Doğan Hızlan hiçbir şeyi durup dururken söylemez, bunu bildiğimden hemen Fethi Naci'yi aradım.
Anında onunla da bir adi komandit şirket kurduk.
Fethi Bey Maliye Bakanı olur olmaz Türkiye'de vergi mükelleflerinin tutmak zorunda bulundukları defterlerin şeklini değiştiren bir genelge yayınlayacakmış.
Bizim şirket de bir ileri görüşlülük yaparak bu defterlerden şimdiden üretmeye başladı.
Haydi hayırlısı.
Tabii bu işten kár az olacak, çünkü aracı olan Doğan Hızlan'a da bir pay vermemiz gerekecek.
* * *
Türk usulü girişimcilik konusunda işbirliğine açıklık açısından en korktuğum kişi Ufuk Uras'tı.

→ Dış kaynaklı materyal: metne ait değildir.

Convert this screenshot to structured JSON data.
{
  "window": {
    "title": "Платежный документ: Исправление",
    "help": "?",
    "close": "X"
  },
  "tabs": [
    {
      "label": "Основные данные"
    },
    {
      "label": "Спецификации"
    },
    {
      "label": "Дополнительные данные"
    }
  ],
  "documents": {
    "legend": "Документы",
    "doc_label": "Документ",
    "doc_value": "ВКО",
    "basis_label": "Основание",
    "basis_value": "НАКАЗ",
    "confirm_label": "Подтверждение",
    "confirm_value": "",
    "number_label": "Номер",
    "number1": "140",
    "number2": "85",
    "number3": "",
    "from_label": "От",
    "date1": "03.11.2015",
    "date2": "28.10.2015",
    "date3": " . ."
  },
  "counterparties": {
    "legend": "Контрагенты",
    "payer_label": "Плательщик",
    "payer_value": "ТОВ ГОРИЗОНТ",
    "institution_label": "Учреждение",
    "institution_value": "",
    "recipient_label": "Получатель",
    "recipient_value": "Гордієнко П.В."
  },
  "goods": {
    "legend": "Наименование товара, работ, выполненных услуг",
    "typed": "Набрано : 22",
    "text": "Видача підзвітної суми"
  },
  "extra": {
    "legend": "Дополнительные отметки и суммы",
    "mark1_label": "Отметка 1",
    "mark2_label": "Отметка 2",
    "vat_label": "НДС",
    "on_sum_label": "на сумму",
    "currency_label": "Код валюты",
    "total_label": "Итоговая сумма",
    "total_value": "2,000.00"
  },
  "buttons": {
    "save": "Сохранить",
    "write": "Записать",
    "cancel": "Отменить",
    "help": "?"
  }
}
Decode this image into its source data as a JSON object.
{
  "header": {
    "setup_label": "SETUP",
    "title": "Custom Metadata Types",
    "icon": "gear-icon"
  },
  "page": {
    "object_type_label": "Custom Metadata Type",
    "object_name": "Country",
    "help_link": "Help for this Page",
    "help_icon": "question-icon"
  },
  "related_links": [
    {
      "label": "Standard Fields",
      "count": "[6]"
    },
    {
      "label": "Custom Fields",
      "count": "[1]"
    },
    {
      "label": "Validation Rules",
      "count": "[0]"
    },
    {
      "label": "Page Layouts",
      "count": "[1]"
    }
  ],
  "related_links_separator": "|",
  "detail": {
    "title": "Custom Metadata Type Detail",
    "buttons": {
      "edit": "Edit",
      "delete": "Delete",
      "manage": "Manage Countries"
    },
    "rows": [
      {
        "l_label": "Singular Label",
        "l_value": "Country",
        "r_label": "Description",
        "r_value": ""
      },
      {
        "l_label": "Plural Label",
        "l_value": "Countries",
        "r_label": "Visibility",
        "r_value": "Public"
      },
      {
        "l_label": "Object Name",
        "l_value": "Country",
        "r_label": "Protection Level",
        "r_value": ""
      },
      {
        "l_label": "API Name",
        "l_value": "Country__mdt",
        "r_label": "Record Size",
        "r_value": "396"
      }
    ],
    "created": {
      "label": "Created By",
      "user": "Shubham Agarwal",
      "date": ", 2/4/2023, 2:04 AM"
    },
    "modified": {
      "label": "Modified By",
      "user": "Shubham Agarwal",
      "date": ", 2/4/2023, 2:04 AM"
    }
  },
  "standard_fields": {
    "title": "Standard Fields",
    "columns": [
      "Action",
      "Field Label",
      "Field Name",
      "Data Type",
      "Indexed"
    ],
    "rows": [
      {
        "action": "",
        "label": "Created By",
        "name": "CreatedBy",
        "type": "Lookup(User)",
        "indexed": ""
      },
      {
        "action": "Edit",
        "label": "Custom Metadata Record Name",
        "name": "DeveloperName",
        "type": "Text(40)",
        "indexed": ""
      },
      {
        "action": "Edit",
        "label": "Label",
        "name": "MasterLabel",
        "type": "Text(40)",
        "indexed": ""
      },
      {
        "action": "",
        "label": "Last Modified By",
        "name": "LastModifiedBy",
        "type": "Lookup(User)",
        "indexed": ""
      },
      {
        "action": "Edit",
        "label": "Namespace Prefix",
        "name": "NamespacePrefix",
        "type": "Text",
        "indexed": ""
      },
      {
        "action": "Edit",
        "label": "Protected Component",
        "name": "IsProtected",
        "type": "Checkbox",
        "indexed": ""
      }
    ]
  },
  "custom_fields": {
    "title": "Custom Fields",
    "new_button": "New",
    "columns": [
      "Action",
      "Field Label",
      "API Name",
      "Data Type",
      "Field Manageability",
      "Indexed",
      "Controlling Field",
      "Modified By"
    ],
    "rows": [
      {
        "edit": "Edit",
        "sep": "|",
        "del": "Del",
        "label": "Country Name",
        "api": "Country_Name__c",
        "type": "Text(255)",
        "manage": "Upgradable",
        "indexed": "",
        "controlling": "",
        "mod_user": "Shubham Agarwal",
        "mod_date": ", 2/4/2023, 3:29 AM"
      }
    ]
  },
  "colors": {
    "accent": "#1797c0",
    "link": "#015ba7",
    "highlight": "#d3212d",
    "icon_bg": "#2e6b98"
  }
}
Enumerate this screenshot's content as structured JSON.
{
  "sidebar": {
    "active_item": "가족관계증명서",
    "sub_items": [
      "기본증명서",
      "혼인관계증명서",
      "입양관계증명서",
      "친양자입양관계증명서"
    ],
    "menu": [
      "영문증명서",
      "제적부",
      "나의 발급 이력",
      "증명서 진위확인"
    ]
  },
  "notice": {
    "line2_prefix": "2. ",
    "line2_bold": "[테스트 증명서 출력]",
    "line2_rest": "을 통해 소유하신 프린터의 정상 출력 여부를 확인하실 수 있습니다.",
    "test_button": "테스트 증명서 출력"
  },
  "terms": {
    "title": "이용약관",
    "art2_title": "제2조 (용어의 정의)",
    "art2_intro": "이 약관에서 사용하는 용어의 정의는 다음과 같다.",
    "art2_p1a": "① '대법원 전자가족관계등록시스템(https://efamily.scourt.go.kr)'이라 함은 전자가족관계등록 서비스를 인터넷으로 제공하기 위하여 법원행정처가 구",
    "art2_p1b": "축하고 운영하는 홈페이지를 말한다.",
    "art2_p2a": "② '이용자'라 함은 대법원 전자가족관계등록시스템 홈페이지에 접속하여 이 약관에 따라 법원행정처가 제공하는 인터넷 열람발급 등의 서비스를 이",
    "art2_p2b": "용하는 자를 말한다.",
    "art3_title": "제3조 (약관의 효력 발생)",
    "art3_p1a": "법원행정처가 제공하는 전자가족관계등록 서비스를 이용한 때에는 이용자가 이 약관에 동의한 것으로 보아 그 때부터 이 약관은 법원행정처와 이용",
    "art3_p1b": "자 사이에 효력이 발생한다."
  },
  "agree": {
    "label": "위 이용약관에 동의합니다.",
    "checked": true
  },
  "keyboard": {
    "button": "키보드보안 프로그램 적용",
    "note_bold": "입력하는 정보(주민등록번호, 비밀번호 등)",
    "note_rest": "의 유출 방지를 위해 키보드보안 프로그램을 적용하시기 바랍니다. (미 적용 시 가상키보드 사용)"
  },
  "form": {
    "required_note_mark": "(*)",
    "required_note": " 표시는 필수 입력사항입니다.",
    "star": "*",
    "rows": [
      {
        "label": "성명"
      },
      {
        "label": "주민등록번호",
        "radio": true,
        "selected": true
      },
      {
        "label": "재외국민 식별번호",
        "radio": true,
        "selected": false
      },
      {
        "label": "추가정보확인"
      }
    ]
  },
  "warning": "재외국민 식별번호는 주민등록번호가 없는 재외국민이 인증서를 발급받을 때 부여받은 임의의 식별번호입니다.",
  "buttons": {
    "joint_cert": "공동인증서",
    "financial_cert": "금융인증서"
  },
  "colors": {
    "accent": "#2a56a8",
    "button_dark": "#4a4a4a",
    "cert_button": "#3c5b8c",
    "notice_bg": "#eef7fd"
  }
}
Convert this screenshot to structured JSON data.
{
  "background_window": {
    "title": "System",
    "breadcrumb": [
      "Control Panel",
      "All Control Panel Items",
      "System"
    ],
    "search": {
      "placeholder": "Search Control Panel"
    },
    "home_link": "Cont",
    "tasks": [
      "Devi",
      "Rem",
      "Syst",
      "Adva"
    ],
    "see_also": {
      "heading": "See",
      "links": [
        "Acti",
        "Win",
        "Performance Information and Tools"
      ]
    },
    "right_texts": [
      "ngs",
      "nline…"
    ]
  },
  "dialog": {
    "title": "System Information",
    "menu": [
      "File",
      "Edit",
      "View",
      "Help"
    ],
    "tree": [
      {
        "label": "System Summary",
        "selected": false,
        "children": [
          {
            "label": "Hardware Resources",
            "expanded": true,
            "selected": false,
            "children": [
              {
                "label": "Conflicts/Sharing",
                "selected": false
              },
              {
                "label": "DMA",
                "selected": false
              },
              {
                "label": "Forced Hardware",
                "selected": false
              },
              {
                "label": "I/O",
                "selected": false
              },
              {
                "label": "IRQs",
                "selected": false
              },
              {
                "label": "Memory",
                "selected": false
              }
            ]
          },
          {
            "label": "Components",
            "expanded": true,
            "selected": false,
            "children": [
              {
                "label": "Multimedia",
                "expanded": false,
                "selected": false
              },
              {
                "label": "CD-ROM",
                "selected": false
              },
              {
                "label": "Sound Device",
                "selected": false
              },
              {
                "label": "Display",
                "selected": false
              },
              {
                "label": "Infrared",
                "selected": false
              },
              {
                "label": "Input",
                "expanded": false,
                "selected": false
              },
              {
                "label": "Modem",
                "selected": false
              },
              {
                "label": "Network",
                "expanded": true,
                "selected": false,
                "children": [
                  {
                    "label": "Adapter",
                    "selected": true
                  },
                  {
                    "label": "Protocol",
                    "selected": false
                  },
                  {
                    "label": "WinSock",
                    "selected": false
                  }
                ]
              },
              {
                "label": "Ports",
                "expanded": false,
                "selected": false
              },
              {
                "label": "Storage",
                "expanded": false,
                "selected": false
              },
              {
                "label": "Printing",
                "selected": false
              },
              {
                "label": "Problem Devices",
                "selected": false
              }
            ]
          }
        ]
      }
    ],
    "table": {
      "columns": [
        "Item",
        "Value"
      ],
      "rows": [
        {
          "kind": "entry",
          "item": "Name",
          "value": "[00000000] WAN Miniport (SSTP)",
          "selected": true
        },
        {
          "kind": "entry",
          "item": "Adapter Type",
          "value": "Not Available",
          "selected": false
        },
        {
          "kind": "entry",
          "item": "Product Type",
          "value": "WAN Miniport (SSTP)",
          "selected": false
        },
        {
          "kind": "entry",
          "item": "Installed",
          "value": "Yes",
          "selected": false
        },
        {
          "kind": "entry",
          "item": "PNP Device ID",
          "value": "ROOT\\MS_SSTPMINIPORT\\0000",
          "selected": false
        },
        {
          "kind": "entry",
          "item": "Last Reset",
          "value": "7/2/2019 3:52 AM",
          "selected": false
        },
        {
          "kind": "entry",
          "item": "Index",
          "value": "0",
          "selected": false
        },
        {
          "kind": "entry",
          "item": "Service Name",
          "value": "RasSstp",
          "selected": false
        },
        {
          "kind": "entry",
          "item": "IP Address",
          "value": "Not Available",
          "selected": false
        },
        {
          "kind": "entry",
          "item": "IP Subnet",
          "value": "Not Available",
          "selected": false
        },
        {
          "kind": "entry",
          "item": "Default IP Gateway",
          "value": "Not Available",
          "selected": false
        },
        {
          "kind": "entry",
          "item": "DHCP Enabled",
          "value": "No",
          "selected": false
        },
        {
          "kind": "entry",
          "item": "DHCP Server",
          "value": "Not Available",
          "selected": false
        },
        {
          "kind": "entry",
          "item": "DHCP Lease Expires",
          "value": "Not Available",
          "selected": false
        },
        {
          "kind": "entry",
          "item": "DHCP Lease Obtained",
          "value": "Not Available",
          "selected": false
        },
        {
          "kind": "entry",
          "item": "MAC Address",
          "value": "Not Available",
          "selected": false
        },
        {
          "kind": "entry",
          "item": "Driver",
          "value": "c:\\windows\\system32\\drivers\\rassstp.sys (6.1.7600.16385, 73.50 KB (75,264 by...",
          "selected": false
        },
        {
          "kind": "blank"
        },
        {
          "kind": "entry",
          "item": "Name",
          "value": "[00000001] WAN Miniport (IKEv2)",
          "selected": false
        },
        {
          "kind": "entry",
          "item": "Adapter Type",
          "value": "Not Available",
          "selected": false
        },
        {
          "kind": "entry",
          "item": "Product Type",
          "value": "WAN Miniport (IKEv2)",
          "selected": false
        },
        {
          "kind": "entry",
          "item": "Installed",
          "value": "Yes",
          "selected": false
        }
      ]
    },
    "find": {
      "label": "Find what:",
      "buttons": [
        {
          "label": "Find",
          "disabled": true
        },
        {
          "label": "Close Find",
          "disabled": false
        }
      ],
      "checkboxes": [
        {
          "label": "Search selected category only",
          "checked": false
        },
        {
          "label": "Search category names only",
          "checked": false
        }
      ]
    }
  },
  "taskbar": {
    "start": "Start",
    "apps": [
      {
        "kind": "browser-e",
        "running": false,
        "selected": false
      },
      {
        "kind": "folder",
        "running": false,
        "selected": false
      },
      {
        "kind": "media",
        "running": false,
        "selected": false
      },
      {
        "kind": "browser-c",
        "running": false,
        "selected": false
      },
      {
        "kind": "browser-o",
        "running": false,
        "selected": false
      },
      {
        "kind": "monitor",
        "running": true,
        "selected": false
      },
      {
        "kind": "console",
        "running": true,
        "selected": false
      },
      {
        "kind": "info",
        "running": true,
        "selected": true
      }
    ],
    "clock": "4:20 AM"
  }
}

Partinin başkanı oldu ama onu pek tanımıyordum açıkçası.
Teklifime neler diyecekti bunu bilemiyordum.
Boşu boşuna heyecan çekmişim.
Siyasi yalakalığım karşılığında bana çıkar sağlamayı en çabuk o kabul etti.
Bir sürü bağlantı yaptık daha şimdiden.
Tabii aslında ben onun işbirliğine hazır olduğunu daha önceden de tahmin etmeliydim.
Çünkü hayatları boyunca vurguna, yolsuzluğa açık olduklarını belli ederek yaşayan çok sayıda insanı tek bir partide toplayıp onlara başkanlık edebilmek için bu insanda özel yetenekler olması gerekiyordu.
ÖDP hükümet olunca ben yazarlığı bırakacağım, çünkü müteahhitliğe başlıyorum haberiniz olsun.
Bundan sonra İstanbul'un imarı benden sorulacak tamam mı abicim!